Furthermore, the authors note, existing studies show that in similar situations, healthcare workers experience stigmatization, as well as fear of infection for themselves and their families.
Studying 1,257 healthcare workers

Lai and team “collected demographic data and mental health measurements from 1,257 healthcare workers in 34 hospitals from January 29, 2020, to February 3, 2020.” Only hospitals with COVID-19 wards and fever clinics were eligible.

To assess the severity of symptoms of depression, anxiety, insomnia, and distress, the researchers used the Chinese versions of the “nine-item Patient Health Questionnaire, the seven-item Generalized Anxiety Disorder scale, the seven-item Insomnia Severity Index, and the 22-item Impact of Event Scale-Revised.”
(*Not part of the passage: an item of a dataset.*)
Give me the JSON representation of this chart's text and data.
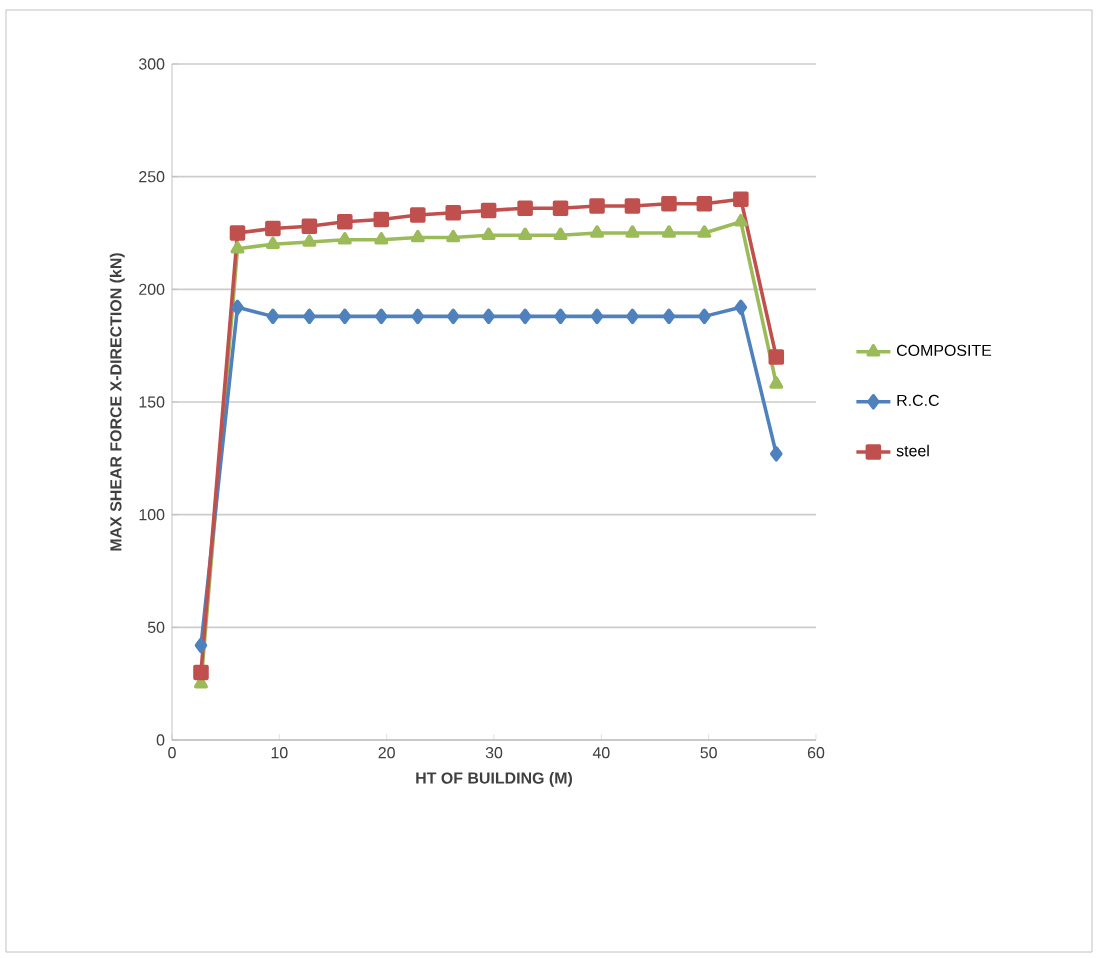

The researchers applied multivariable logistic regression analysis to find the factors that are associated with mental health problems.

The participation rate for the survey was 68.7%. More than 64% of the respondents were between the ages of 26 and 40 years, and over 76% of them were women.

More than 60% of the respondents were nurses, while physicians accounted for just over 39%. Frontline healthcare workers made up 41.5% of the respondents.